See the Vanity Fair slideshow. It’s “from the second stage of Christopher Hitchens’s ongoing self-improvement project.”
One of the captions:
Yes, a Brazilian wax was involved.
You’ve been warned.

It almost looks as if he’s praying in that picture…
I can anticipate his pain.
No wonder he thinks God is not great.
From the print version of the magazine:
I had no idea it would be so excruciating. The combined effect was like being tortured for information that you do not possess, with intervals for a (incidentally very costly) sandpaper handjob. The thing is that, in order to rip, you have to grip.
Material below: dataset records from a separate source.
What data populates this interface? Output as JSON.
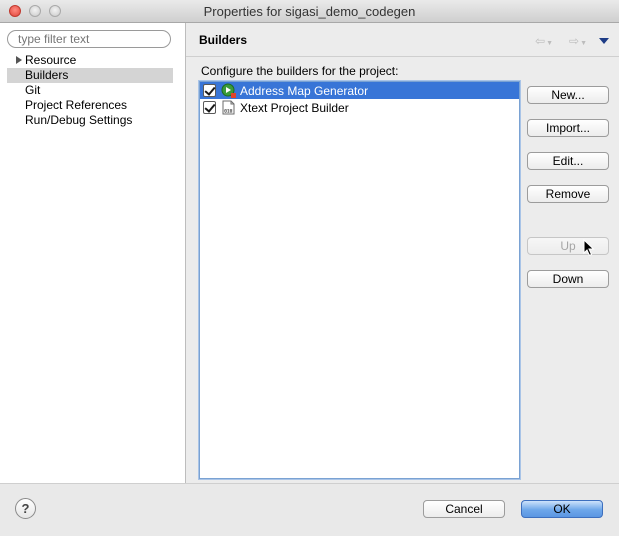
{
  "window": {
    "title": "Properties for sigasi_demo_codegen"
  },
  "filter": {
    "placeholder": "type filter text"
  },
  "tree": {
    "items": [
      {
        "label": "Resource",
        "expandable": true,
        "selected": false
      },
      {
        "label": "Builders",
        "expandable": false,
        "selected": true
      },
      {
        "label": "Git",
        "expandable": false,
        "selected": false
      },
      {
        "label": "Project References",
        "expandable": false,
        "selected": false
      },
      {
        "label": "Run/Debug Settings",
        "expandable": false,
        "selected": false
      }
    ]
  },
  "page": {
    "title": "Builders",
    "section_label": "Configure the builders for the project:"
  },
  "builders": [
    {
      "label": "Address Map Generator",
      "checked": true,
      "selected": true,
      "icon": "generator-icon"
    },
    {
      "label": "Xtext Project Builder",
      "checked": true,
      "selected": false,
      "icon": "binary-file-icon"
    }
  ],
  "buttons": {
    "new": "New...",
    "import": "Import...",
    "edit": "Edit...",
    "remove": "Remove",
    "up": "Up",
    "down": "Down"
  },
  "footer": {
    "help_icon": "question-mark-icon",
    "help_glyph": "?",
    "cancel": "Cancel",
    "ok": "OK"
  },
  "colors": {
    "selection": "#3875d7",
    "default_button": "#5b96e2"
  }
}
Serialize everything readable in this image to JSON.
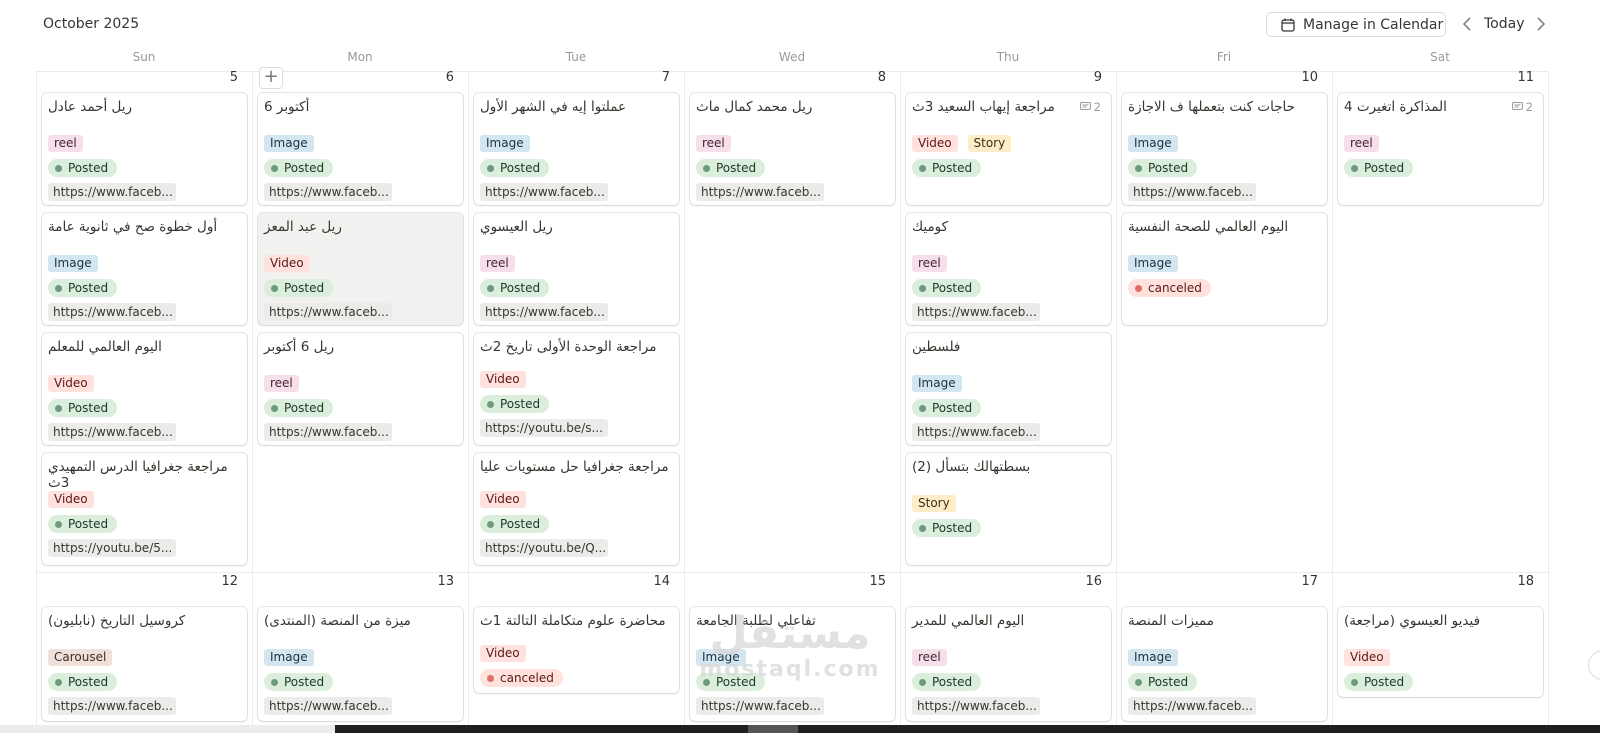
{
  "header": {
    "month": "October 2025",
    "manage_label": "Manage in Calendar",
    "today_label": "Today"
  },
  "weekdays": [
    "Sun",
    "Mon",
    "Tue",
    "Wed",
    "Thu",
    "Fri",
    "Sat"
  ],
  "weeks": [
    {
      "days": [
        {
          "num": "5",
          "cards": [
            {
              "title": "ريل أحمد عادل",
              "tags": [
                "reel"
              ],
              "status": "Posted",
              "url": "https://www.faceb..."
            },
            {
              "title": "أول خطوة صح في ثانوية عامة",
              "tags": [
                "Image"
              ],
              "status": "Posted",
              "url": "https://www.faceb..."
            },
            {
              "title": "اليوم العالمي للمعلم",
              "tags": [
                "Video"
              ],
              "status": "Posted",
              "url": "https://www.faceb..."
            },
            {
              "title": "مراجعة جغرافيا الدرس التمهيدي 3ث",
              "tags": [
                "Video"
              ],
              "status": "Posted",
              "url": "https://youtu.be/5..."
            }
          ]
        },
        {
          "num": "6",
          "cards": [
            {
              "title": "أكتوبر 6",
              "tags": [
                "Image"
              ],
              "status": "Posted",
              "url": "https://www.faceb..."
            },
            {
              "title": "ريل عبد المعز",
              "tags": [
                "Video"
              ],
              "status": "Posted",
              "url": "https://www.faceb...",
              "highlight": true
            },
            {
              "title": "ريل 6 أكتوبر",
              "tags": [
                "reel"
              ],
              "status": "Posted",
              "url": "https://www.faceb..."
            }
          ]
        },
        {
          "num": "7",
          "cards": [
            {
              "title": "عملتوا إيه في الشهر الأول",
              "tags": [
                "Image"
              ],
              "status": "Posted",
              "url": "https://www.faceb..."
            },
            {
              "title": "ريل العيسوي",
              "tags": [
                "reel"
              ],
              "status": "Posted",
              "url": "https://www.faceb..."
            },
            {
              "title": "مراجعة الوحدة الأولى تاريخ 2ث",
              "tags": [
                "Video"
              ],
              "status": "Posted",
              "url": "https://youtu.be/s..."
            },
            {
              "title": "مراجعة جغرافيا حل مستويات عليا",
              "tags": [
                "Video"
              ],
              "status": "Posted",
              "url": "https://youtu.be/Q..."
            }
          ]
        },
        {
          "num": "8",
          "cards": [
            {
              "title": "ريل محمد كمال ماث",
              "tags": [
                "reel"
              ],
              "status": "Posted",
              "url": "https://www.faceb..."
            }
          ]
        },
        {
          "num": "9",
          "cards": [
            {
              "title": "مراجعة إيهاب السعيد 3ث",
              "tags": [
                "Video",
                "Story"
              ],
              "status": "Posted",
              "comments": "2"
            },
            {
              "title": "كوميك",
              "tags": [
                "reel"
              ],
              "status": "Posted",
              "url": "https://www.faceb..."
            },
            {
              "title": "فلسطين",
              "tags": [
                "Image"
              ],
              "status": "Posted",
              "url": "https://www.faceb..."
            },
            {
              "title": "بسطتهالك بتسأل (2)",
              "tags": [
                "Story"
              ],
              "status": "Posted"
            }
          ]
        },
        {
          "num": "10",
          "cards": [
            {
              "title": "حاجات كنت بتعملها ف الاجازة",
              "tags": [
                "Image"
              ],
              "status": "Posted",
              "url": "https://www.faceb..."
            },
            {
              "title": "اليوم العالمي للصحة النفسية",
              "tags": [
                "Image"
              ],
              "status": "canceled"
            }
          ]
        },
        {
          "num": "11",
          "cards": [
            {
              "title": "المذاكرة اتغيرت 4",
              "tags": [
                "reel"
              ],
              "status": "Posted",
              "comments": "2"
            }
          ]
        }
      ]
    },
    {
      "days": [
        {
          "num": "12",
          "cards": [
            {
              "title": "كروسيل التاريخ (نابليون)",
              "tags": [
                "Carousel"
              ],
              "status": "Posted",
              "url": "https://www.faceb..."
            }
          ]
        },
        {
          "num": "13",
          "cards": [
            {
              "title": "ميزة من المنصة (المنتدى)",
              "tags": [
                "Image"
              ],
              "status": "Posted",
              "url": "https://www.faceb..."
            }
          ]
        },
        {
          "num": "14",
          "cards": [
            {
              "title": "محاضرة علوم متكاملة التالتة 1ث",
              "tags": [
                "Video"
              ],
              "status": "canceled"
            }
          ]
        },
        {
          "num": "15",
          "cards": [
            {
              "title": "تفاعلي لطلبة الجامعة",
              "tags": [
                "Image"
              ],
              "status": "Posted",
              "url": "https://www.faceb..."
            }
          ]
        },
        {
          "num": "16",
          "cards": [
            {
              "title": "اليوم العالمي للمدير",
              "tags": [
                "reel"
              ],
              "status": "Posted",
              "url": "https://www.faceb..."
            }
          ]
        },
        {
          "num": "17",
          "cards": [
            {
              "title": "مميزات المنصة",
              "tags": [
                "Image"
              ],
              "status": "Posted",
              "url": "https://www.faceb..."
            }
          ]
        },
        {
          "num": "18",
          "cards": [
            {
              "title": "فيديو العيسوي (مراجعة)",
              "tags": [
                "Video"
              ],
              "status": "Posted"
            }
          ]
        }
      ]
    }
  ],
  "tag_colors": {
    "reel": {
      "bg": "#f5e0e9",
      "fg": "#4c2337"
    },
    "Image": {
      "bg": "#d3e5ef",
      "fg": "#183347"
    },
    "Video": {
      "bg": "#ffe2dd",
      "fg": "#5d1715"
    },
    "Story": {
      "bg": "#fdecc8",
      "fg": "#402c1b"
    },
    "Carousel": {
      "bg": "#eee0da",
      "fg": "#442a1e"
    }
  },
  "status_colors": {
    "Posted": {
      "bg": "#dbeddb",
      "fg": "#1c3829",
      "dot": "#6c9b7d"
    },
    "canceled": {
      "bg": "#ffe2dd",
      "fg": "#5d1715",
      "dot": "#e16f64"
    }
  },
  "watermark": {
    "arabic": "مستقل",
    "latin": "mostaql.com"
  }
}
A point of leverage is required; a place that can be firmly gripped and pulled while the skin is tautened
The impression of being a huge baby was enhanced by the blizzards of talcum powder that followed each searing application. I swear that several times [J Sister waxer Janea Padilha] soothingly said that I was being a brave little boy… Meanwhile, everything in the general area was fighting to retract itself into my body…
…By this stage, I thought I could tell we were drawing agonizingly near to the close, but I was wrong. Boy was I ever wrong.
You ladies will know what I mean by the stirrup position, which I was now unceremoniously instructed to assume. That’s to say, I braced one leg up while Ms. Padilha braced the other. And she does this for a living. To be [a dentist Hitchens previously visited for the article] and to spend every day up to your elbows in other people’s oral cavities would be tough enough. But this … And wait: surely you can’t be serious about putting … Oh Jesus. I was overwhelmed by a sudden access of lava-like agony, accompanied by the vertiginous sensation that there was no there there.